Nesfield had fought in the Peninsula and in Canada
and when he retired from the army as a lieutenant
he won himself a reputation as a watercolour
painter of cascades. It is not possible to say
to what extent these gardens are solely the work
of Nesfield; it was probably a true partnership,
with Barry responsible for the terracing and
the main lines of the geometric portion of the
garden, and Nesfield concentrating on the shrubberies
and winding walks. Nesfield had a large practice
and seems to have been an eclectic on the Repton
pattern, as ready as Barry himself to turn from
one manner to another on request. The best known
of the many places for which his advice was sought
were St. James's, Kew, Arundel, Trentham and
Alnwick. Barry-Nesfield gardens like those at
Trentham Castle are no more than the large home
parterres of the Italian garden adapted for the
bedding out of half-hardy plants.

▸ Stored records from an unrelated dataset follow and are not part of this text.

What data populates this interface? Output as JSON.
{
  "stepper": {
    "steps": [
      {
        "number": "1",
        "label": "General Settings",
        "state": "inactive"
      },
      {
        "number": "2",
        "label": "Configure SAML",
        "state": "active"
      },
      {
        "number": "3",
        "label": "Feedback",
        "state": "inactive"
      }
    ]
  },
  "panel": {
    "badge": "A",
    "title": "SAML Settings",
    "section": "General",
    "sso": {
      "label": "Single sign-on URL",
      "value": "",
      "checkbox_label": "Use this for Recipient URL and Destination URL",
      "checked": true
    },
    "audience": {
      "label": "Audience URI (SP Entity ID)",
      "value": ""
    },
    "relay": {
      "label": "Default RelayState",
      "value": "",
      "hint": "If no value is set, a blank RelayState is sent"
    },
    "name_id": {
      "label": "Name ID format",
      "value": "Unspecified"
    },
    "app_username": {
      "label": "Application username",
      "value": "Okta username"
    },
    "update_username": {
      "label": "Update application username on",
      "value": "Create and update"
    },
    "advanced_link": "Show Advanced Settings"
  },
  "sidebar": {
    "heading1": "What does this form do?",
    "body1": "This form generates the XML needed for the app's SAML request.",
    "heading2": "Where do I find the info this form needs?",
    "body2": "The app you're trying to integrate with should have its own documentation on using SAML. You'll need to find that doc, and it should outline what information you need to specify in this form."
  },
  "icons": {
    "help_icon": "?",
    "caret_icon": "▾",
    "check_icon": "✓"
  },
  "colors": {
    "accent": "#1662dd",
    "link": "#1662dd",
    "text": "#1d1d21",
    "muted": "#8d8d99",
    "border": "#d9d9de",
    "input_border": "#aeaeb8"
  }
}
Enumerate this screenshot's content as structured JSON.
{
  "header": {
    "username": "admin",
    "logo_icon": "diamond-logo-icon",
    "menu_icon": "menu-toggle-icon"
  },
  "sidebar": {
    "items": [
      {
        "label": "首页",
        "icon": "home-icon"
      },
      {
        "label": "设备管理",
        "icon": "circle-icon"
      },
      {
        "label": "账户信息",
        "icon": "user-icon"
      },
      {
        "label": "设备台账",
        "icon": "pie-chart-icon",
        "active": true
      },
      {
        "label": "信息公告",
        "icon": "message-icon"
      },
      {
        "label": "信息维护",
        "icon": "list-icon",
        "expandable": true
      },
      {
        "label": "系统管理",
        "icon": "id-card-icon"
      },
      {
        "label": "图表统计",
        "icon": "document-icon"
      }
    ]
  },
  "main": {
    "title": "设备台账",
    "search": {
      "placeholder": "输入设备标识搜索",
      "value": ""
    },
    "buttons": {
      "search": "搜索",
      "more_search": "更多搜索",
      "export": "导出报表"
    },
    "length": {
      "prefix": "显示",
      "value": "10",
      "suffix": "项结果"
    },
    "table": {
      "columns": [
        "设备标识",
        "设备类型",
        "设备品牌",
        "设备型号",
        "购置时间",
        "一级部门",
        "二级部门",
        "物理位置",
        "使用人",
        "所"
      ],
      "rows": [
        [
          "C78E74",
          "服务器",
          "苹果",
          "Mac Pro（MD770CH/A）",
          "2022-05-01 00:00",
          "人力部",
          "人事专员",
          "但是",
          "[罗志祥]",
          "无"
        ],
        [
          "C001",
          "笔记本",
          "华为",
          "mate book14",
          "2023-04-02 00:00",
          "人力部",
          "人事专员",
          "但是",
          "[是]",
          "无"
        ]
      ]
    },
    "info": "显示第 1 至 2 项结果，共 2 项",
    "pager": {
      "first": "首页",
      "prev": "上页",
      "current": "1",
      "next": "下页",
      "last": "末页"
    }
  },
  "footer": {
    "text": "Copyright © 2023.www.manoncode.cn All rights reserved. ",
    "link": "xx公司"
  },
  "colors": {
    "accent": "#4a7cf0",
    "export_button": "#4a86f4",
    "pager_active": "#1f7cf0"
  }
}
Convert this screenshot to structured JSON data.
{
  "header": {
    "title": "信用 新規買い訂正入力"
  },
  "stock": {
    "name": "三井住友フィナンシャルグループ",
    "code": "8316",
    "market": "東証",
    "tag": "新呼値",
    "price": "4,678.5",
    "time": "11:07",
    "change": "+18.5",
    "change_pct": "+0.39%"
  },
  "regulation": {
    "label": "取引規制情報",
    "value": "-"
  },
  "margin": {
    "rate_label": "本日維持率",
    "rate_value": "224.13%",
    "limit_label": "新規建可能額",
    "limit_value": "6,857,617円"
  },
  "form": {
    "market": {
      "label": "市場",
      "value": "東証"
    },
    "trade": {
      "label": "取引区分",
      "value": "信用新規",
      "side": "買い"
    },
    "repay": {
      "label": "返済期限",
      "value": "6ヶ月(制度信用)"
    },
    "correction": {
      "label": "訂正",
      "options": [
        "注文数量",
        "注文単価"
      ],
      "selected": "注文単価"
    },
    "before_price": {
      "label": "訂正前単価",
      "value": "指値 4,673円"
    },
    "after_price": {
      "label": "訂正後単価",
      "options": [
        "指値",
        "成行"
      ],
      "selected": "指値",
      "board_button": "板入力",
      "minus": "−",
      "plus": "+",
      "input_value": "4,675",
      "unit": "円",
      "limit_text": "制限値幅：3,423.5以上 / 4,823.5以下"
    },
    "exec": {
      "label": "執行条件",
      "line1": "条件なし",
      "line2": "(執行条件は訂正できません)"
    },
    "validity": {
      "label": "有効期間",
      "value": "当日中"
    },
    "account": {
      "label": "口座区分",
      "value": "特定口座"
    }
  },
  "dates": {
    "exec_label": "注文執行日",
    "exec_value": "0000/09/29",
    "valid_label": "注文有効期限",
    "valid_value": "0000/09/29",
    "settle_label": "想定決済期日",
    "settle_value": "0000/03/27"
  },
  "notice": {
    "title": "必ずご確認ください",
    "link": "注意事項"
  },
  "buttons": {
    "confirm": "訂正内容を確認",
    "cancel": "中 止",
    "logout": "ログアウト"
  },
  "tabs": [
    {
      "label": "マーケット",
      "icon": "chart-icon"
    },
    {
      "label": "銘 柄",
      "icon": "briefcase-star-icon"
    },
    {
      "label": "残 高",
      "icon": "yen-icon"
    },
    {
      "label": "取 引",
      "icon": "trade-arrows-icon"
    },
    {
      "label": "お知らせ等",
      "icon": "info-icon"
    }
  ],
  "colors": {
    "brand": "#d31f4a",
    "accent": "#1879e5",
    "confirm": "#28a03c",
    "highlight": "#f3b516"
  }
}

Because they
were conceived as horizontal pictures they were
surrounded whenever practicable with terraces
from which one could look down on them. If this
were not possible the method of the sunk parterre
was adopted instead. There was nothing of rest
or seclusion or peace about such gardens. No
shade was allowed and we are back again at the
`vast, scorching expanse' of which St. Simon
complained at Versailles. But though this is
the nineteenth-century version of the old parterre,
reproduced almost in a copyist spirit, there
are essential differences.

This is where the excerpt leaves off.